Maybe 13 is gonna be a lucky number for Iron Maiden singer Bruce Dickinson.
After over 12 years of working to have a script he wrote about the life of renowned occult author and magician Aleister Crowley turned into a full-length motion picture, it looks like he might finally be making some serious progress. Blabbermouth.net has reported that Dickinson told UK journalist Dave Ling that the film will go into production soon and actor Simon Callow (“Amadeus,” “Shakespeare in Love,” “The Phantom of the Opera”) will play the lead role.

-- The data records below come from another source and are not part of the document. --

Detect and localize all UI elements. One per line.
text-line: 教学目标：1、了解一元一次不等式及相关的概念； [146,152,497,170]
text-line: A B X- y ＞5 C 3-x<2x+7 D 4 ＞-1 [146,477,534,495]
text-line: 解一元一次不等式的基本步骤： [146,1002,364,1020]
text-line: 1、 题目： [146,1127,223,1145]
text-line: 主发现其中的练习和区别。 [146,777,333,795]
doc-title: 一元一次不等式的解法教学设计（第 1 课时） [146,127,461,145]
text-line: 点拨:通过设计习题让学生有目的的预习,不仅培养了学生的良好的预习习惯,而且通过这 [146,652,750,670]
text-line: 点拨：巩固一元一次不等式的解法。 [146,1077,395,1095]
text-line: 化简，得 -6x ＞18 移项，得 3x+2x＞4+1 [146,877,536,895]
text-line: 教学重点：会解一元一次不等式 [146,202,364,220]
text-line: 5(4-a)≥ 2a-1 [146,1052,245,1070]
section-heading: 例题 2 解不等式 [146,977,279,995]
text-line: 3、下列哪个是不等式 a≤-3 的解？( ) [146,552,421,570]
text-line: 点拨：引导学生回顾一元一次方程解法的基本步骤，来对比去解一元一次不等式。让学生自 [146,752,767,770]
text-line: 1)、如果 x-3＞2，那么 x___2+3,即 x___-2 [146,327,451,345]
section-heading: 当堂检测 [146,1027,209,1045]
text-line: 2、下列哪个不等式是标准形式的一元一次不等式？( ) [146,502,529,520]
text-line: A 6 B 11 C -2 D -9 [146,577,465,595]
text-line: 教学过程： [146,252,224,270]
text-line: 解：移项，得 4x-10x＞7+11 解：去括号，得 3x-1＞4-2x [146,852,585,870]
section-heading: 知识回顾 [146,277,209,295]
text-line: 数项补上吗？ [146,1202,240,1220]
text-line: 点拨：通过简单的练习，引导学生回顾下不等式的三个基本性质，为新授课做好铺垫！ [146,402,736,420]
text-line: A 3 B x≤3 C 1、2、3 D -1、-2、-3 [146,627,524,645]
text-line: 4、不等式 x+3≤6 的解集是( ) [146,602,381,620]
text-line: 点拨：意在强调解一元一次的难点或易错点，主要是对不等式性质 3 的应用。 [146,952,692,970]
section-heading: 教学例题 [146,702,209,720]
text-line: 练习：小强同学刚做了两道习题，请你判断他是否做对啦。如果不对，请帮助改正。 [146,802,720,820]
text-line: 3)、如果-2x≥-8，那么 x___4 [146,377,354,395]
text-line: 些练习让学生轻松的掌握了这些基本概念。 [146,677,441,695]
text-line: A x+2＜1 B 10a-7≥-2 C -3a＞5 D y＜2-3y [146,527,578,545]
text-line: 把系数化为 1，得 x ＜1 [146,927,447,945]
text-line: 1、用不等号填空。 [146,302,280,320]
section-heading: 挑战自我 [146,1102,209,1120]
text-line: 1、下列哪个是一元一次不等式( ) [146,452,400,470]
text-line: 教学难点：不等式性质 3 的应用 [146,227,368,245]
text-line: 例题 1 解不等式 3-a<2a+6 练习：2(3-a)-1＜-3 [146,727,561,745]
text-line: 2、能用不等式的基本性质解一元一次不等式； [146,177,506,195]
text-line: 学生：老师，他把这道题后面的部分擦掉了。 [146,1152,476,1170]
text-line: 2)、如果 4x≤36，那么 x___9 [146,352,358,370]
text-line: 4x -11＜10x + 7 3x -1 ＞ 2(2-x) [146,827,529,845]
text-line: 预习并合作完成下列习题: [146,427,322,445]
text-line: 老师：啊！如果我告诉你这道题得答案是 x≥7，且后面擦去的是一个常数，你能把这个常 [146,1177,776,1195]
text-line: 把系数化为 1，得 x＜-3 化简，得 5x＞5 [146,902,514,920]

Dickinson’s film is reportedly about an English university professor who becomes “obsessed with Crowley’s soul” and “enchanted by a very beautiful red-haired student.” Blabbermouth adds that Crowley was “very much into red-haired women.”
In an interview last year with Revolver magazine, Dickinson said “We’ve got producers, we’ve got a director, we’ve got a casting director, we’ve got finance and letters in place and we’re talking to distributors now for the remaining 50 percent of the finance. So we’re quite close to making this thing happen.” The singer added that the budget for the movie will likely be between $2 million and $3 million.
“Aleister Crowley was quite an interesting man and nobody ever made a movie about him,” Dickinson told Revolver. “I’ve read far more of his material than I should have and still be a sane man.”
Dickinson told Ling that he and producer/guitarist Roy Z. may get together soon to write new music for the soundtrack. “This would be my first soundtrack, so that’s why I’m looking forward to it,” Dickinson told Revolver.
This isn’t the first time Dickinson’s movie has been close to going into production. In 2000, MTVnews.com reported that Monty Python alumnus Terry Jones’ Messiah Pictures would be financing the film, which was reportedly going to be called “The Chemical Wedding,” after his 1998 solo album of the same name.
The script for the film, reported MTVnews.com in 2000 was conceived in the early 1990s, and is a “light fantasy about Crowley, who is conjured up in the story.”
Crowley was born in 1875 and died in 1947, and has reportedly been Dickinson’s idol for years. MTVnews.com reported that occult hero was the subject of Dickinson's song "Man Of Sorrows" from his 1997 album Accident Of Birth album, and, according to Blabbermouth.net, the Iron Maiden song “Revelations” is about Crowley’s claim that he was the “anti-Christ 666” reincarnated.
Funny, we thought that was Justin Timberlake.